Anything you want to say real quick?
These guys are the best, man.
These guys are unbelievable.
Unbelievable.
This is crazy.
And he does a short, awkward little interview with this guy, and they give him a ride somewhere.
And he finds that this is a really successful video.
You know, if you have $10,000, what he's realizing is you don't need to necessarily spend the $10,000 on slime
to put in a barrel that you then have to bathe in in order to make the views. You can just take
the literal $10,000 and give it to somebody who needs it. And viewers will respond very similarly.
So he starts doing more videos where he's just giving away money like that.
Do you accept tips in cash? Yes.
Here you go, man.
Thanks for driving us.
Are you serious?
Yeah. Yes, sir.
He tips $10,000 to Uber drivers.
He gives away $10,000 in tips to waitresses.
He hands the deed of a house to a Domino's delivery guy
who's delivering a pizza to that house.
Here is the key.
It is yours.
Seriously.
No strings, no catch, no nothing.
But like, these amounts you're talking about, these are not insignificant amount of money.
Where does that money come from?
Yeah. So at the beginning, he's mostly getting direct sponsorships, you know,
software companies who have some money to burn and want to get their products in front of people who watch YouTube will just give him, say, $10,000 and he can use it to fund a video of some kind.
But the other important thing to understand about YouTube is that it's a platform where it's really easy to monetize your followers.
you have a certain number of subscribers, you can flip a button in your settings that allows you to earn about 50% of all the advertising revenue that YouTube is getting from the videos you make.
So if your videos are routinely getting hundreds of millions of views, you are earning a lot of
money with every video you put up.
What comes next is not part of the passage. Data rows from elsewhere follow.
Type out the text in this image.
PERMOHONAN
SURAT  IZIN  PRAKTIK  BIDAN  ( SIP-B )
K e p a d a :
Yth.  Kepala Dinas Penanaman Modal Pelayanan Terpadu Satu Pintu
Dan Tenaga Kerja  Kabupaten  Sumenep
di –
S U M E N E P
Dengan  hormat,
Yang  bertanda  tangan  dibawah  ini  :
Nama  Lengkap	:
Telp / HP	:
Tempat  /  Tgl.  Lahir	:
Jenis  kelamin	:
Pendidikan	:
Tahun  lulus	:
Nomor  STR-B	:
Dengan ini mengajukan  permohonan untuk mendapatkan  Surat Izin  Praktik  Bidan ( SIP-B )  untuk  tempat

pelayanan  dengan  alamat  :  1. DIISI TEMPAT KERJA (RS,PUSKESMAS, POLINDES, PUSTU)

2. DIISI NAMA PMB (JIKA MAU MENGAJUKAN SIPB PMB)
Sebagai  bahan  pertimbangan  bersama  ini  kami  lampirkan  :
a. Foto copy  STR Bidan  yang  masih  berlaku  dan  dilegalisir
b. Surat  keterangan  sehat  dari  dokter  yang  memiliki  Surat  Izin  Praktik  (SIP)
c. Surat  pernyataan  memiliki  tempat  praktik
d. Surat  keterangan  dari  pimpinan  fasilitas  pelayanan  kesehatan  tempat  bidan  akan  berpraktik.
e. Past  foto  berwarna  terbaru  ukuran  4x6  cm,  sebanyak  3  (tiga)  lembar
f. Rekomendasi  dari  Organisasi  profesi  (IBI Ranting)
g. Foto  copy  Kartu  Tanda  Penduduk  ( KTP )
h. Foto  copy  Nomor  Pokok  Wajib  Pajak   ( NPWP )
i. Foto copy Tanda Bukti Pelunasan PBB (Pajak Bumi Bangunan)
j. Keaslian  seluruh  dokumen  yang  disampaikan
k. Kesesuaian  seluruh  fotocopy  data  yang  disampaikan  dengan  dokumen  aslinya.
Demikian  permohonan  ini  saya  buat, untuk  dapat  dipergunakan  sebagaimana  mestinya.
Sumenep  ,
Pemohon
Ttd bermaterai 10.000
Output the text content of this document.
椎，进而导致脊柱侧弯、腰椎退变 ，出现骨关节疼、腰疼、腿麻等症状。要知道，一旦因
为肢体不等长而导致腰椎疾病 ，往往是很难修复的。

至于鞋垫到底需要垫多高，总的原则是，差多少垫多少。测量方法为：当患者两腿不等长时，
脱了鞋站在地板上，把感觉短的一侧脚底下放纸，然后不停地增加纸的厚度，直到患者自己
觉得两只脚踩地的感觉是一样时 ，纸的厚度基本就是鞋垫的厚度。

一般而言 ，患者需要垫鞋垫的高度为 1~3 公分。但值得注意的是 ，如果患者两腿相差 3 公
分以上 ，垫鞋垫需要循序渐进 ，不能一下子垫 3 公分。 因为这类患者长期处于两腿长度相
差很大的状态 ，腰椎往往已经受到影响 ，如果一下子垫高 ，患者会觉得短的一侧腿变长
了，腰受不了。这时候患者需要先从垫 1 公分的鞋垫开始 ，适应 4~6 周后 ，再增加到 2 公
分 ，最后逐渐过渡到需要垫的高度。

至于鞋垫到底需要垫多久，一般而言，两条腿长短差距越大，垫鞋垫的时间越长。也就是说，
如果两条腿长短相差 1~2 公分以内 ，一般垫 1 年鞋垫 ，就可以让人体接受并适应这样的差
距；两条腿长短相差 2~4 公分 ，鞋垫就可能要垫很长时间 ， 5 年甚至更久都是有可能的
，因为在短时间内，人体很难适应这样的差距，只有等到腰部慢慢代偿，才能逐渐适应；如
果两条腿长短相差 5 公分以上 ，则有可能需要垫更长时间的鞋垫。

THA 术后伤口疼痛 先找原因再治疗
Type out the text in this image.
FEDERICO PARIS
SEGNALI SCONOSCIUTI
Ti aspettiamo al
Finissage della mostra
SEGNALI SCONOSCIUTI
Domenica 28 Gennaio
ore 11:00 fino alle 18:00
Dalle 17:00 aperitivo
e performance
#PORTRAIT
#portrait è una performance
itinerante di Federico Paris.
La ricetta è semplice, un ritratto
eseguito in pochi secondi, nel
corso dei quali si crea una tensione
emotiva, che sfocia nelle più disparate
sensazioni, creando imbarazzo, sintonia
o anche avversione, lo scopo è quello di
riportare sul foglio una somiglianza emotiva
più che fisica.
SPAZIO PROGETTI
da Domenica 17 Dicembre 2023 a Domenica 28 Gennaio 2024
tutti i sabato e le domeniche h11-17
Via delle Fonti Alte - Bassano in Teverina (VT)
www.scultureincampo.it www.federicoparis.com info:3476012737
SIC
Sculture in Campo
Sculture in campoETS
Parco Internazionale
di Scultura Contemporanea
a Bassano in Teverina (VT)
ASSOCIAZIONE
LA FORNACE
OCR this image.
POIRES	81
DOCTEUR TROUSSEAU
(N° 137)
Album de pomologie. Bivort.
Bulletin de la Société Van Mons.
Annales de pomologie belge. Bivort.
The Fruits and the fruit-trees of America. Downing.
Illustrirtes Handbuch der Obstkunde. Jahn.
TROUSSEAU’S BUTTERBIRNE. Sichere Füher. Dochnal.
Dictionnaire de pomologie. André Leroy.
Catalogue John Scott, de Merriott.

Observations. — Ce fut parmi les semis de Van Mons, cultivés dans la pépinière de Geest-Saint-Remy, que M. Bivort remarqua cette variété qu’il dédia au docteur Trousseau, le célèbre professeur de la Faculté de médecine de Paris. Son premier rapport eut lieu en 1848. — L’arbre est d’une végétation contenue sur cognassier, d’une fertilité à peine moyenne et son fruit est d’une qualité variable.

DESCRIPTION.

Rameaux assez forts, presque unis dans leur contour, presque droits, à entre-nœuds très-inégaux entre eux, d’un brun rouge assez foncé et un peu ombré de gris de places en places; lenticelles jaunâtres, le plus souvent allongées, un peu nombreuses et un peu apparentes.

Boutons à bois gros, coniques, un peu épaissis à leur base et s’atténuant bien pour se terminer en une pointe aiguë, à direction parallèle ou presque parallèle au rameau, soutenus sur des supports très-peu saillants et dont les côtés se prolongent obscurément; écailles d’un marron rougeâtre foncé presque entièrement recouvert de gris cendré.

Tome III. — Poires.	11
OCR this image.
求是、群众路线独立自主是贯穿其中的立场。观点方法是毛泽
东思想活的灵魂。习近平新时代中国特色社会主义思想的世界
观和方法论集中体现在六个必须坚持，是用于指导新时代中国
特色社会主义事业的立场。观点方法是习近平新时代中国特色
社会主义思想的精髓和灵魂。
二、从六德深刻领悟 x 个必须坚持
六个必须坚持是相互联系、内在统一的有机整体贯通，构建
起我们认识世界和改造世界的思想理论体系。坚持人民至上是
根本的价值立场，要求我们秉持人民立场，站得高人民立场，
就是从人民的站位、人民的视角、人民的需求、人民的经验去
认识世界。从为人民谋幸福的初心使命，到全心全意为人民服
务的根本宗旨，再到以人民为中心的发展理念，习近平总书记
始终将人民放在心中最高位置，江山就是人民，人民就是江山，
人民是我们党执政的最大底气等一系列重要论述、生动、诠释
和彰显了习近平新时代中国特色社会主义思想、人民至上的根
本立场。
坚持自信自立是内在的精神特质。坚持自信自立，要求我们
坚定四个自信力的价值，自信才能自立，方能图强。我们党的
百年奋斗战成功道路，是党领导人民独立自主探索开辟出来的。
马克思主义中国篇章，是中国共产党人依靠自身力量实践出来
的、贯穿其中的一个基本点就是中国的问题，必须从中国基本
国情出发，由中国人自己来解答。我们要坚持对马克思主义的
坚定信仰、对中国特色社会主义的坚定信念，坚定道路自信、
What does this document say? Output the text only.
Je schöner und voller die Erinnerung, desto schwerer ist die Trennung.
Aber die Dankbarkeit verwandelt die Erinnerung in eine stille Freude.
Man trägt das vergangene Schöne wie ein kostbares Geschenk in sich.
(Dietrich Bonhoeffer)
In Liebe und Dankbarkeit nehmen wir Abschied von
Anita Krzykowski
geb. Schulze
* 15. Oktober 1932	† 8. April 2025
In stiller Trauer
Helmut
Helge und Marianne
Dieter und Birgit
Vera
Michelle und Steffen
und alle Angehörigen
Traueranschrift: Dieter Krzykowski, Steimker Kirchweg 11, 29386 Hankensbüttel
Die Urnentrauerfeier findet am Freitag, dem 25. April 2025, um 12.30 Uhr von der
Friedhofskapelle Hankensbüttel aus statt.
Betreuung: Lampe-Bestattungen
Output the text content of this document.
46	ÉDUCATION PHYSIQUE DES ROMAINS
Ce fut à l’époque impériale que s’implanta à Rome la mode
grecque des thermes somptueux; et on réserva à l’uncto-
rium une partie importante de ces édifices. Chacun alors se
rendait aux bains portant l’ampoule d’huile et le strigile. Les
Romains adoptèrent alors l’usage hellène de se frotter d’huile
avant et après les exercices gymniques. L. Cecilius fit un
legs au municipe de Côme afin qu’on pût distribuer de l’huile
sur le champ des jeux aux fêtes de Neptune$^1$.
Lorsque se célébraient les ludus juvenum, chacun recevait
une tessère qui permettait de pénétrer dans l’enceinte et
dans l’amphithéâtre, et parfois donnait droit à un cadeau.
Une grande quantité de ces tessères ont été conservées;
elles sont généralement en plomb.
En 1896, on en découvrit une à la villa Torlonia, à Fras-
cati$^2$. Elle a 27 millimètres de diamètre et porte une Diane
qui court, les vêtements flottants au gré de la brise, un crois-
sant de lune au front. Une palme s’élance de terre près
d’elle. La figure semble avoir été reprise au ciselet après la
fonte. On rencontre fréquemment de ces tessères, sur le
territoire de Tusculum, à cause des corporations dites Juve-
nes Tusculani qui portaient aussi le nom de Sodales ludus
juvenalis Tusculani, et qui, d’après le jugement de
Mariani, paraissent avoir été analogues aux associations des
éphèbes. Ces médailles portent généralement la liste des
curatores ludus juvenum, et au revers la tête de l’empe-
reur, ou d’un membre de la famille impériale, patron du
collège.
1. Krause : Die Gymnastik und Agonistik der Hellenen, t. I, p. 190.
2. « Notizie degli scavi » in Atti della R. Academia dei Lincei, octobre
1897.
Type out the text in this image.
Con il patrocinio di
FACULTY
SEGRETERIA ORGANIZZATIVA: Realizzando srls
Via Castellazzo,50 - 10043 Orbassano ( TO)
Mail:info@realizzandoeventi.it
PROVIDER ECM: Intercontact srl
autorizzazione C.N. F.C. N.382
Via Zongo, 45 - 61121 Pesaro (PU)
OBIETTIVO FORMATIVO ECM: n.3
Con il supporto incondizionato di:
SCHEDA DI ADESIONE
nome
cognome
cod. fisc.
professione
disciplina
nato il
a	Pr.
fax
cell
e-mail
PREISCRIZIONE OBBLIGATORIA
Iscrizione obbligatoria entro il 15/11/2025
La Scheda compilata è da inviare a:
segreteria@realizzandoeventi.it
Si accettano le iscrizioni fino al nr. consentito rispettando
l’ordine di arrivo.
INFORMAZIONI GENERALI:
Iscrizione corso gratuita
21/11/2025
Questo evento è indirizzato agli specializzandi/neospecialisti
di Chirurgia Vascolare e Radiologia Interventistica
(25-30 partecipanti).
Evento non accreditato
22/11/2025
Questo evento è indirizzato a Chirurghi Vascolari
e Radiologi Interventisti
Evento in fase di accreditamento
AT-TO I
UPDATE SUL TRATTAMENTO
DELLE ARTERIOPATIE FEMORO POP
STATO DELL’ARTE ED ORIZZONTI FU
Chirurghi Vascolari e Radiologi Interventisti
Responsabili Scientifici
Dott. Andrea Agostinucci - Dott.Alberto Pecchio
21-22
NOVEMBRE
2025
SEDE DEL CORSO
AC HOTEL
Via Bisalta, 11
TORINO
And something that Mr. Beast is very explicit about and something that I think is very
attractive about him to his fans is that he puts the money that he earns with every video
into the next video. He sort of makes an implicit promise that the money that he makes when you
watch his videos are going to go to an even bigger, more extravagant giveaway
or contest or a stunt in the next video.
We just hit 100 million subscribers
and from the bottom of my heart,
thank you everyone that subscribed.
So when he hit 100 million subscribers,
which was last year,
he bought a private island in the Bahamas.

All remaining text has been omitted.